Signs mount of possible Israeli invasion of Gaza
JERUSALEM (AP) — Israeli aircraft targeted rocket launching operations of Gaza militants early Friday as troops, tanks and armored personnel carriers massed near the Palestinian territory, signaling a ground invasion might be growing near.
Fighting between the two sides escalated sharply Thursday with a first-ever militant attack on the Tel Aviv area, menacing Israel's heartland. No casualties were reported there, but three people died in the country's rocket-scarred south when a projectile slammed into an apartment building.
The death toll in the densely populated Palestinian territory climbed to 19, including five children, according to Palestinian health officials, as waves of Israeli fighter planes and drones sent missiles hurtling down on suspected weapons stores and rocket-launching sites.

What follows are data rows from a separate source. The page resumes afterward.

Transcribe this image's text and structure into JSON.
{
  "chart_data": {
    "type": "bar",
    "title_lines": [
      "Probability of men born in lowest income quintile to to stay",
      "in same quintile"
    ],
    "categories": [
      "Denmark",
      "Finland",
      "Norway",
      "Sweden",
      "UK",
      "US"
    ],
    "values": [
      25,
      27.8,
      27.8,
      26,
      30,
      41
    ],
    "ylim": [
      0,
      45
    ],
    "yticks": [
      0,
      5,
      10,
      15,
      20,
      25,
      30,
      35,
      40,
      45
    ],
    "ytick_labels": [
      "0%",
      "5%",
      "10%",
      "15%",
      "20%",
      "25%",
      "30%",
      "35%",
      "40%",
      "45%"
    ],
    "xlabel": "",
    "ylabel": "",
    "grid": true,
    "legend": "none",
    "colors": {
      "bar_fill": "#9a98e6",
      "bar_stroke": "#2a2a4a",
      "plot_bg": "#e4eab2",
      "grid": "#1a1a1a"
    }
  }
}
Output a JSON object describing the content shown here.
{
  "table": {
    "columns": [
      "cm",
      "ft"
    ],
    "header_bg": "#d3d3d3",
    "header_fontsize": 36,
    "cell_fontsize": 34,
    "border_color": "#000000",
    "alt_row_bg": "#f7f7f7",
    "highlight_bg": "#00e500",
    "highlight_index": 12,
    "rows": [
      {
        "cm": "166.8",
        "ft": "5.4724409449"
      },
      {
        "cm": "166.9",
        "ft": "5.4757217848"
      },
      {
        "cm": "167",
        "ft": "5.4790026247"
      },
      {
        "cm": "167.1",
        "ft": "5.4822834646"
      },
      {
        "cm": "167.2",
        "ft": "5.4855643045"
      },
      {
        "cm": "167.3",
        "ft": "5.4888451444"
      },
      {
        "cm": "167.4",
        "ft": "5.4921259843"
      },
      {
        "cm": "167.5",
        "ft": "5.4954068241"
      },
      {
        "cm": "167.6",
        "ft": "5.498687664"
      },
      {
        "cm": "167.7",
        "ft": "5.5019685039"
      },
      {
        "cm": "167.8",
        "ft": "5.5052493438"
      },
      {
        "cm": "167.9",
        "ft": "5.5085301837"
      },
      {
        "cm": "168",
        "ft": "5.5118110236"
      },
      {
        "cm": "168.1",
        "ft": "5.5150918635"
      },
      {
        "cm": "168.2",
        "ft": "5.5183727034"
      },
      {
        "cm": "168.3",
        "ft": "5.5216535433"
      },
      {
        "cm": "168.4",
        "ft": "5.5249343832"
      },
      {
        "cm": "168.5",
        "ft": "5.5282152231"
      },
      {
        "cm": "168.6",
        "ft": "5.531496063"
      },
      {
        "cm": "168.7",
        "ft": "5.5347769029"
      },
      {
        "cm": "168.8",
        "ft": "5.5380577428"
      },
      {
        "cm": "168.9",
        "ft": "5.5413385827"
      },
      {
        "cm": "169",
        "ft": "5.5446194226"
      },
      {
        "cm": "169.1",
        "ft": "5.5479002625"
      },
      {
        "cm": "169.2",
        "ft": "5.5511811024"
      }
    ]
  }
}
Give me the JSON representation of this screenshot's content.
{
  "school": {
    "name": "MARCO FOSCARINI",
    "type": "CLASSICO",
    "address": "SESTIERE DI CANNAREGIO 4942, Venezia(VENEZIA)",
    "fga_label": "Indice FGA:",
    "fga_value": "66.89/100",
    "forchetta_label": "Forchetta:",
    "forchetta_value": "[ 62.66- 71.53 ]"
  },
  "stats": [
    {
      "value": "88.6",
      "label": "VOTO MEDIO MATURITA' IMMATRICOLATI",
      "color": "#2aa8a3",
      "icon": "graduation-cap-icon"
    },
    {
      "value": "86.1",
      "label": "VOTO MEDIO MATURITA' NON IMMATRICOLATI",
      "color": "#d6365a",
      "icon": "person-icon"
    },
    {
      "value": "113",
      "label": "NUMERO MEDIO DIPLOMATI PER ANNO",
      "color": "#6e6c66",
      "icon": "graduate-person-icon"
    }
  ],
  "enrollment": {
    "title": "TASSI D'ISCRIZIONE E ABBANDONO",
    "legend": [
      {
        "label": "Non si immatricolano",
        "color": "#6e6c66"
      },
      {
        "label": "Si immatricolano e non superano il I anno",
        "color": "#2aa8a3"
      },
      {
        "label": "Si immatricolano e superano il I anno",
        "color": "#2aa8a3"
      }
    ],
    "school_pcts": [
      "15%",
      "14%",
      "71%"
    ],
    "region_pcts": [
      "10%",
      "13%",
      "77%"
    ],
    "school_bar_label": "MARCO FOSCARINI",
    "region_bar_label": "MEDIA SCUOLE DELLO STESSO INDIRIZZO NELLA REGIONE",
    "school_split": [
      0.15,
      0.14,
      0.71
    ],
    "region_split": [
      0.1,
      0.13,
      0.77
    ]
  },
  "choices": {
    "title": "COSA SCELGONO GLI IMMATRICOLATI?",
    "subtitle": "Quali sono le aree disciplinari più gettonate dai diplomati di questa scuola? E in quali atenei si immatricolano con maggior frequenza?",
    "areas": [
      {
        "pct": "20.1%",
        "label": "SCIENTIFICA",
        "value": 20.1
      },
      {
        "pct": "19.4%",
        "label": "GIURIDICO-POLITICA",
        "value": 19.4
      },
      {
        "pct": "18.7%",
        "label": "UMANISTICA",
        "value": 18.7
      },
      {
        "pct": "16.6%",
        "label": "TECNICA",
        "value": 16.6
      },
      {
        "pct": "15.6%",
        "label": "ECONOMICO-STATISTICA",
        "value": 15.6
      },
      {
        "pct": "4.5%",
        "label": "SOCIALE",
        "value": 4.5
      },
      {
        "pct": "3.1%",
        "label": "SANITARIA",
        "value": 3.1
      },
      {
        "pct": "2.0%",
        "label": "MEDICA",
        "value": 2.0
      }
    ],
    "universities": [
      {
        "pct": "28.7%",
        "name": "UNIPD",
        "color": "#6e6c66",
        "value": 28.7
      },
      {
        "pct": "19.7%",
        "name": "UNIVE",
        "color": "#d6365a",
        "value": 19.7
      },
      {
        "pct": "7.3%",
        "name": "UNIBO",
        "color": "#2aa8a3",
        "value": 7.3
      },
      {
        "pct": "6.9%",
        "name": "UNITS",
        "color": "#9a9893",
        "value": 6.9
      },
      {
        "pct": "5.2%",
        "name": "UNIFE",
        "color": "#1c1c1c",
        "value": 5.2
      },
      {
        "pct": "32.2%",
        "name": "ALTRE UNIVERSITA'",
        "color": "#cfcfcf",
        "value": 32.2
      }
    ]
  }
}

Early Friday, 85 missiles exploded within 45 minutes in Gaza City, sending black pillars of smoke towering above the coastal strip's largest city. The military said it was targeting underground rocket launching sites.
One missile hit the Interior Ministry, a symbol of Hamas power, and another hit an empty house belonging to a senior Hamas commander. Those strikes, together with an attack on a generator building near the home of Gaza's Hamas prime minister, Ismail Haniyeh, signaled that Israel was expanding its offensive beyond military targets.
The fighting has already widened the instability gripping a region in the throes of war and regime upheavals. It has straining already frayed relations with Egypt, which was sending its prime minister to Gaza later Friday in a show of solidarity with its militant Hamas rulers.
Israel and Hamas had largely observed an informal truce since Israel's devastating incursion into Gaza four years ago, but rocket fire and Israeli airstrikes on militant operations didn't halt entirely. The latest flare-up exploded into major violence Wednesday when Israel assassinated Hamas' military chief, following up with a punishing air assault meant to cripple the militants' ability to terrorize Israel with rockets.
The Israeli military reported early Friday that its aircraft had struck more than 350 targets since the beginning of its operation against Hamas' rocket operations.
After nightfall Thursday, several explosions shook Gaza City several minutes apart, a sign the strikes were not letting up. The military said the targets were about 70 underground rocket-launching sites.
The Israeli offensive has not deterred the militants from striking back with more than 400 rockets aimed at southern Israel. For the first time, they also unleashed the most powerful weapons in their arsenal — Iranian-made Fajr-5 rockets capable of reaching Tel Aviv.
The two rockets that struck closest to Tel Aviv appear to have landed in the Mediterranean Sea, defense officials said, and another hit an open area on Tel Aviv's southern outskirts.